Statin use and all-cause mortality among prostate cancer patients


Yet another study involving a large number of patients (this one from Taiwan) has again concluded that men with prostate cancer who take statins are less likely to die within a definable time period than men with prostate cancer who are not taking statins.

In this paper, using a population-based cohortapproach, Sun et al. have shown that prostate cancer patients taking a stain wereabout 35 percent less likely to die from any cause that a comparable, matched set of patients with prostate cancer who were not taking a station during the same time period. They state that this effect was observed “among various types of statin, age groups, and treatment methods.”

The study involved a retrospective analysis of data from 5,179 men with prostate cancer who were taking a statin for at least 6 months between January 1, 1998 and December 31, 2010, and an comparable group of prostate cancer patients who did not use any type of statin-based drugs during the study period — randomly matched to the statin-taking patients by age and index date.

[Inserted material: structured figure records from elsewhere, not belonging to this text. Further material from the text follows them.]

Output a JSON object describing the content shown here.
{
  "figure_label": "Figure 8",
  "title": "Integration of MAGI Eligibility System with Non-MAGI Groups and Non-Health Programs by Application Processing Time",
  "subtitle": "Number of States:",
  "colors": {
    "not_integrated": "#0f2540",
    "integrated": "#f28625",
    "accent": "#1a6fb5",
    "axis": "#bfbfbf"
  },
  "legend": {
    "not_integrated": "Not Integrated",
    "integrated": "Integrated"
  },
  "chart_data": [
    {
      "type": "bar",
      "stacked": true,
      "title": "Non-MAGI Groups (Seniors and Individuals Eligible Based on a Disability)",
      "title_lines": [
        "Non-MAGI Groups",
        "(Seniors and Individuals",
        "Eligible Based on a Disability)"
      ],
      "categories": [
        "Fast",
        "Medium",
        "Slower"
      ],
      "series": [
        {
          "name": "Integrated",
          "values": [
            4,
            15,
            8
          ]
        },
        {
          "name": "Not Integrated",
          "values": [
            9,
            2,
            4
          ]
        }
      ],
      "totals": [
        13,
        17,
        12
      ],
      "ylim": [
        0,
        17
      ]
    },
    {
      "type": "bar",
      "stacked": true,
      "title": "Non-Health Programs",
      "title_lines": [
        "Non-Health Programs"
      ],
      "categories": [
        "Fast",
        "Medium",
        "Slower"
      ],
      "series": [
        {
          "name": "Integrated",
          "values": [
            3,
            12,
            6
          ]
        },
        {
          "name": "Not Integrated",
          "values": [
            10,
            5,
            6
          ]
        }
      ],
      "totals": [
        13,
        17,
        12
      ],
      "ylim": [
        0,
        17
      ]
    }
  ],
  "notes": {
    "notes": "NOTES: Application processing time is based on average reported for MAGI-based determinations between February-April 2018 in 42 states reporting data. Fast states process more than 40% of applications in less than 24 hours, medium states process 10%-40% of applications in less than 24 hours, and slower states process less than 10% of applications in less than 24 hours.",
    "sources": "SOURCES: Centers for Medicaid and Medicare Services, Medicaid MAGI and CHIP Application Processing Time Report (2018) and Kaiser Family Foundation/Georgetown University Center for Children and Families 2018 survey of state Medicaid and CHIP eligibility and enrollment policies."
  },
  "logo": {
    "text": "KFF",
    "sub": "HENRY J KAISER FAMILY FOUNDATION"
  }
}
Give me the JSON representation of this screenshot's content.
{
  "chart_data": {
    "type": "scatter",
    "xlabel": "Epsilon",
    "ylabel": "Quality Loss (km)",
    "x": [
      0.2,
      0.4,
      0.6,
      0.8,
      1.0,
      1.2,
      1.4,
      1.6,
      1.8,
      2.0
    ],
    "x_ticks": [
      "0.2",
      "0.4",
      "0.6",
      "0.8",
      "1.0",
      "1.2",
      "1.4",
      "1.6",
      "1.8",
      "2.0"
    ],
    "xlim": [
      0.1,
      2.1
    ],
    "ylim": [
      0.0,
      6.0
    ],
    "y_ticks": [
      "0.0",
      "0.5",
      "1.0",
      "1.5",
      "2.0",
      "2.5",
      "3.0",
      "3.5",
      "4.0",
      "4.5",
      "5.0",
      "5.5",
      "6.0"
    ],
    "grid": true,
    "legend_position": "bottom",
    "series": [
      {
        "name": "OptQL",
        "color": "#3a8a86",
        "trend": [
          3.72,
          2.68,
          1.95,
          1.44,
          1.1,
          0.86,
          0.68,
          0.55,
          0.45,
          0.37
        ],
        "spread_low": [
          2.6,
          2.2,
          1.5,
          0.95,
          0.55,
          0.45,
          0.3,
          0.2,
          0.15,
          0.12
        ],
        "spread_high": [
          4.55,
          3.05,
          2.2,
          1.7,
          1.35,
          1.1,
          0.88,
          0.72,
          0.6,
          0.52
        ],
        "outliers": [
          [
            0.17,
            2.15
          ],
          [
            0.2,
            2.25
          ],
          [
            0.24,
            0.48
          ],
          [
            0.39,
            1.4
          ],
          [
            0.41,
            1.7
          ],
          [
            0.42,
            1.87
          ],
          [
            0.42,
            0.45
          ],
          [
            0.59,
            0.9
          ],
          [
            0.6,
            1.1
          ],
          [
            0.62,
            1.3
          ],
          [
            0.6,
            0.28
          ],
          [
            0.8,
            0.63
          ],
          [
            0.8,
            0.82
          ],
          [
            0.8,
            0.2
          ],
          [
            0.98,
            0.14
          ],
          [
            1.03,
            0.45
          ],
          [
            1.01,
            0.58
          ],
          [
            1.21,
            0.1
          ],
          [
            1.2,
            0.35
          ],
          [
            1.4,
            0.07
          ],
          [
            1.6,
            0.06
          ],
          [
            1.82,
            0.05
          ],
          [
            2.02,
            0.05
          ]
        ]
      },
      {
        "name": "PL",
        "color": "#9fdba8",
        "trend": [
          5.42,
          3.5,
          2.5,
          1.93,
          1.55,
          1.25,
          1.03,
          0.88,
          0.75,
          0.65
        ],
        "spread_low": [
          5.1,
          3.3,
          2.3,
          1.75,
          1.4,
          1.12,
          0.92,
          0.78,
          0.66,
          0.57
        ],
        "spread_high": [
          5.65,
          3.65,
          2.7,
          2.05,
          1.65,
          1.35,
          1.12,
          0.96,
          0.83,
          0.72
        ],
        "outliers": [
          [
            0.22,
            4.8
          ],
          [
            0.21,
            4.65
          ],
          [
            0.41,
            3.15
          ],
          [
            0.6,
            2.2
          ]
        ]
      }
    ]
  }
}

Sun et al. also found that, when they looked carefully at the defined daily dose of statins being taken by the “on statin” patients, the low- and the high-dose groups both had significantly decreased death rates compared with non-statin users, suggesting the possibility of a dose-response relationship.

The logic behind this continuing series of findings is not hard to understand. Statin therapy affects risk of death from a series of cardiovascular problems that is far more common than risk of death from prostate cancer.

What we still do not have a good understanding of, however, is whether there is a definable subgroup of prostate cancer patients who are not taking statin therapy (because there is no apparent medical evidence of the necessity) who should be on statin therapy because it will significant affect their overall risk for death.

2 Responses

  1. If only there were a better consensus about who should be taking statins (regardless of cancer status)! About a year and a half ago the ACA released new cholesterol management guidelines that created quite a bit of controversy … because it would result in so many more folks receiving statin prescriptions. I have been on a low dose of statins for at least 10 years (and I am a diligent exercise enthusiast, and aim towards a Pritikin type diet).

    After the guidelines came out, my doctor suggested upping my statin dose somewhat (still not high intensity therapy). That did lower my LDL another 10 pts to close to 90. Still, I see quite a bit of disagreement over this, and a lot of talk about the side effects of statins (I haven’t noticed any side effects … but that doesn’t mean I am not experiencing any).

    Really, the same thing goes on in BP targets. For a long while the target was 120/80. Then, those were relaxed, especially for older folks. A new study by the NIH called SPRINT is now suggesting the target should be 120/80 as a maximum for pretty much everybody (which, for some people, would require fairly high doses of three different BP medicines).

    Arrgghh. Tell us what to do, and we’ll do it. Just make you your minds, docs!

  2. Doug,

    And … what about the alleged increase in statin-related diabetes frequency?